No to RAND!

I think Alan Cox said it best when he stated:

"A patent-encumbered web threatens the very freedom of intellectual 
debate, allowing only large companies and big media houses to present 
information in certain ways. Imagine where the web would be now if only 
large companies were able to use image files." 
[http://lists.w3.org/Archives/Public/www-patentpolicy-
comment/2001Sep/0131.html]

The W3C is a standards body which has already often been ignored by the 
major players during the past 'standards' wars between Netscape and 
Microsoft - while a motion to support for-fee patents technology in the 
WWW will certainly be greeted well by the major players (who are, after 
all, behind it), it will also render the W3C body almost as irrelevant 
as ICANN is quickly becoming - and into nothing else but merely yet 
another lapdog of the major industry players, and certainly of Microsoft.

Personally, I strongly recommend against this - lest W3C wants to be 
part of yet another longwided effort by 'the industry' to wasted 
millions of dollars with failing efforts to control an open and free 
resource of information.
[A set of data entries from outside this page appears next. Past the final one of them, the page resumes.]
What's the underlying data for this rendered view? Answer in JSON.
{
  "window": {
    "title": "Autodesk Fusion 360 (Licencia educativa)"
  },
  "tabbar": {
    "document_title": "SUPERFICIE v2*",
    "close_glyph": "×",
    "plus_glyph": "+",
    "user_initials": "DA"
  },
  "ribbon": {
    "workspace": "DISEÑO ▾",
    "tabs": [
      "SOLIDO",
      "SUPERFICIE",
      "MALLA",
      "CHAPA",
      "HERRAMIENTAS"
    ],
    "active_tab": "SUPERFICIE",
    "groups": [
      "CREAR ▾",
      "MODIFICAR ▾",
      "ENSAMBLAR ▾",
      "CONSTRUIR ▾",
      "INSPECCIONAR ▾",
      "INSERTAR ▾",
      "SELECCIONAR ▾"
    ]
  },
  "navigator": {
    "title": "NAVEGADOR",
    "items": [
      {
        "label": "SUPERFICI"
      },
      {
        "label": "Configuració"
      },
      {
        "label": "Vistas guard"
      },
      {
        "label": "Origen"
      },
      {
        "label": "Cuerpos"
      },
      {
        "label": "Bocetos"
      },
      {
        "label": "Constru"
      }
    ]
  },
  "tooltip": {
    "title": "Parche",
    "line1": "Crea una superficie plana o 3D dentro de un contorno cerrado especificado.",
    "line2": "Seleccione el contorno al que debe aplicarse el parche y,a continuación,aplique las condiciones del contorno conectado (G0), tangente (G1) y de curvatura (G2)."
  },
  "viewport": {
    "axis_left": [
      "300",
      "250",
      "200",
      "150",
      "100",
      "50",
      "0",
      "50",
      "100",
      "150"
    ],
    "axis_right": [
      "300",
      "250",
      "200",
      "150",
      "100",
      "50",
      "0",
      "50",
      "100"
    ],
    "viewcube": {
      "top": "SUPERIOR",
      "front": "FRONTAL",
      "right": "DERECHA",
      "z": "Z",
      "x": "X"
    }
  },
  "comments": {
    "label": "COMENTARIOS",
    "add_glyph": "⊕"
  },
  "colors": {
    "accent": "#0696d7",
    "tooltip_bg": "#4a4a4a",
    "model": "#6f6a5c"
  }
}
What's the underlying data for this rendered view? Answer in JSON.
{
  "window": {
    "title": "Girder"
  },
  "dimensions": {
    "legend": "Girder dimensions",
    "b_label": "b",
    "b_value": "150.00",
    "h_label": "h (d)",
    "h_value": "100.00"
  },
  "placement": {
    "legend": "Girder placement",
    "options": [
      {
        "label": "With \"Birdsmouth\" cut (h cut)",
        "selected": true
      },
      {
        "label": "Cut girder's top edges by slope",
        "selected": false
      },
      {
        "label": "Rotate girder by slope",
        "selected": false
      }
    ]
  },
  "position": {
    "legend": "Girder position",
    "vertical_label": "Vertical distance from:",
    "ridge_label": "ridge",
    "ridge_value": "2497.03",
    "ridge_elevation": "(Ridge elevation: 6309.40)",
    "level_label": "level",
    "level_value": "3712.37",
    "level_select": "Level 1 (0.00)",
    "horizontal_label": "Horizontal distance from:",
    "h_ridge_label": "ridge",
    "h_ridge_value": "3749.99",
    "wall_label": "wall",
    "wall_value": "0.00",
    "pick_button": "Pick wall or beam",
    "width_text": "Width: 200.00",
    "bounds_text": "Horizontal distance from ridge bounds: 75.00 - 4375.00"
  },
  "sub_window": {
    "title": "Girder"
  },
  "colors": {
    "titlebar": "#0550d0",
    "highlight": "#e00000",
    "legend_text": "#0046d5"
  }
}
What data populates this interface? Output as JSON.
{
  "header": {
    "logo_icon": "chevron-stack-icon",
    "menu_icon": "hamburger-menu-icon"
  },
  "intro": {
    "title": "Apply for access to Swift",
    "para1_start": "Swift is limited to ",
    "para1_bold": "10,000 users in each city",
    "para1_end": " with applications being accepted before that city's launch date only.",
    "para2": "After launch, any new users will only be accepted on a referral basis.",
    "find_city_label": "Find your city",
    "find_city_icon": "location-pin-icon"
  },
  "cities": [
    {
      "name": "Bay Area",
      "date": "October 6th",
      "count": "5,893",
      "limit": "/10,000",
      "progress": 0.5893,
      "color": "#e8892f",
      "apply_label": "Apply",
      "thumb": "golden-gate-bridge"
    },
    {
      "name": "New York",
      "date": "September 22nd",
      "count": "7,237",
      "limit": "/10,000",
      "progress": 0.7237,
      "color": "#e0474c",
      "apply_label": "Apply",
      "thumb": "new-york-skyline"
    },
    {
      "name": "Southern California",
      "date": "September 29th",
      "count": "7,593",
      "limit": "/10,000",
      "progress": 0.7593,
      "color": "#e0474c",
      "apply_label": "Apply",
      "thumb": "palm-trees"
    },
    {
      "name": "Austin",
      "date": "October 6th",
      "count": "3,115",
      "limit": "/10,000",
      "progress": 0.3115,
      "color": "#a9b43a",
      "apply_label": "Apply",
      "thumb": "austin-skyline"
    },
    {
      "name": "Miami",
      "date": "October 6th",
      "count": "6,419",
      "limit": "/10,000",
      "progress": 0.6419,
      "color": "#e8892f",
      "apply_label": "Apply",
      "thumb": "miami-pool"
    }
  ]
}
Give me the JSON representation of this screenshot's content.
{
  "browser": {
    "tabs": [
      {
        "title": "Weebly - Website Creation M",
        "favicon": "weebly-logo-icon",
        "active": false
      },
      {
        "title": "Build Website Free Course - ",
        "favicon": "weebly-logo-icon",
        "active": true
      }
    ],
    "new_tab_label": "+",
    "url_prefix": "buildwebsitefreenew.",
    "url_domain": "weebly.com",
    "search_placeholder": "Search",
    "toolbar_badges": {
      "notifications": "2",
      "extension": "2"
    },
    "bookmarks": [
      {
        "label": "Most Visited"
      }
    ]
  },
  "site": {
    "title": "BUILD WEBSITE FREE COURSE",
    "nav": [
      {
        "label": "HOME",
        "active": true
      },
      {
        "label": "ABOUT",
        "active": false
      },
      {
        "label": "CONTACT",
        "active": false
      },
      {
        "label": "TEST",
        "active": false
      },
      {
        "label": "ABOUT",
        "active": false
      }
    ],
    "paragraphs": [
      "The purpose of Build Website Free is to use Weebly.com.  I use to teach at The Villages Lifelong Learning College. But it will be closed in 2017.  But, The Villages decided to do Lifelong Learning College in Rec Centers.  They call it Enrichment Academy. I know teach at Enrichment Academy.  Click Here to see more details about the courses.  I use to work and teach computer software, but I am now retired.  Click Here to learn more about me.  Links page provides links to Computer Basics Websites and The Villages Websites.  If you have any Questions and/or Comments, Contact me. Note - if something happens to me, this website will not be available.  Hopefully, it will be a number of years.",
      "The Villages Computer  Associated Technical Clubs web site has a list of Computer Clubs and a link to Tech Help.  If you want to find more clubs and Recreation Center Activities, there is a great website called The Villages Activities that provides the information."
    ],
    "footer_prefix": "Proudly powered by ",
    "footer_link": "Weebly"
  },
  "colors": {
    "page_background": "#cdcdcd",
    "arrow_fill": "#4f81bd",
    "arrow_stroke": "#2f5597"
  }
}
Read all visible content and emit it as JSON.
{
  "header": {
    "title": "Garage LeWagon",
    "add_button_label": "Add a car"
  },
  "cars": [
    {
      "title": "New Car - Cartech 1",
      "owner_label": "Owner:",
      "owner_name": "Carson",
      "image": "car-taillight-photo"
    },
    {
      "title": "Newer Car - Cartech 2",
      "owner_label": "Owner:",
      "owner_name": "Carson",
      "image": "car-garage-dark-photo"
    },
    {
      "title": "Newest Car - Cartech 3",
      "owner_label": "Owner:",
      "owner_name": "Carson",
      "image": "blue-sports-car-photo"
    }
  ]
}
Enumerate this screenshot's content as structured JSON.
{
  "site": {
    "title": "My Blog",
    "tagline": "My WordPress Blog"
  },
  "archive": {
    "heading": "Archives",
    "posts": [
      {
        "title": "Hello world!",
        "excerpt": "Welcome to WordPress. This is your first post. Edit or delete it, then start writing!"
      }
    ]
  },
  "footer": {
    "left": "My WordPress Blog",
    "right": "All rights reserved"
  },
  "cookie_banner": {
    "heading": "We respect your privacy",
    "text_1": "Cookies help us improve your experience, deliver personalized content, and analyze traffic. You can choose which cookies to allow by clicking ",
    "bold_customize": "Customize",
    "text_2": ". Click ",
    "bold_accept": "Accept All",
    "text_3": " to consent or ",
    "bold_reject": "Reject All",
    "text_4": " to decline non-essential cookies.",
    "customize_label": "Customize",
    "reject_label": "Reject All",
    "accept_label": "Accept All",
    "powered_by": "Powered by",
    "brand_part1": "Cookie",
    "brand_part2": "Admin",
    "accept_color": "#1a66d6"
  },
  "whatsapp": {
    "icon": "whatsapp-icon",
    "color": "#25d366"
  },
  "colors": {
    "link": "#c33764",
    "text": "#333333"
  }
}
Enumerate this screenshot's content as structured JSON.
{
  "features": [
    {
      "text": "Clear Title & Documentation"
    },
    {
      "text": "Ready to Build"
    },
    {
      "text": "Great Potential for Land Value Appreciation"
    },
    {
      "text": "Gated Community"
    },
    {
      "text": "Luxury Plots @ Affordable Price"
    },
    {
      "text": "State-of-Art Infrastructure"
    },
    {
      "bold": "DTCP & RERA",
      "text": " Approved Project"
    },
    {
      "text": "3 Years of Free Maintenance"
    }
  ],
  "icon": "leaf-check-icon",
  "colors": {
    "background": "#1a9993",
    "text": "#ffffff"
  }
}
Like all prior efforts, any such efforts will 
fail, it's just a question how much money will be wasted this time by a 
great many industry participants.

The true question, economically speaking, is "couldn't these millions be 
used more productively?", as in polishing existing software, making 
existing products actually work (not just work better), better 
interactivity between products and support for standards, and, above all 
else, better *content* instead of better control over content.

So far, I hate to say it, but all content that these big players try to 
control isn't, for the most part, worth controlling, as it's crap - just 
like most movies produced nowadays, most music, and most 'content' 
websites (albeit the death of dot.coms has reduced those numbers 
significantly). If these control-freaking idiots would spend efforts to 
provide better content, and treat their customers with more respect 
(instead of assuming their are all thieves), maybe they would do better 
in general, instead of hemorrhaging money, and trying to distract from 
their own incompetences by pursuing pointless projects bound to fail 
(SDMI, anyone?)

Will the public outrage have any efect? Of course not.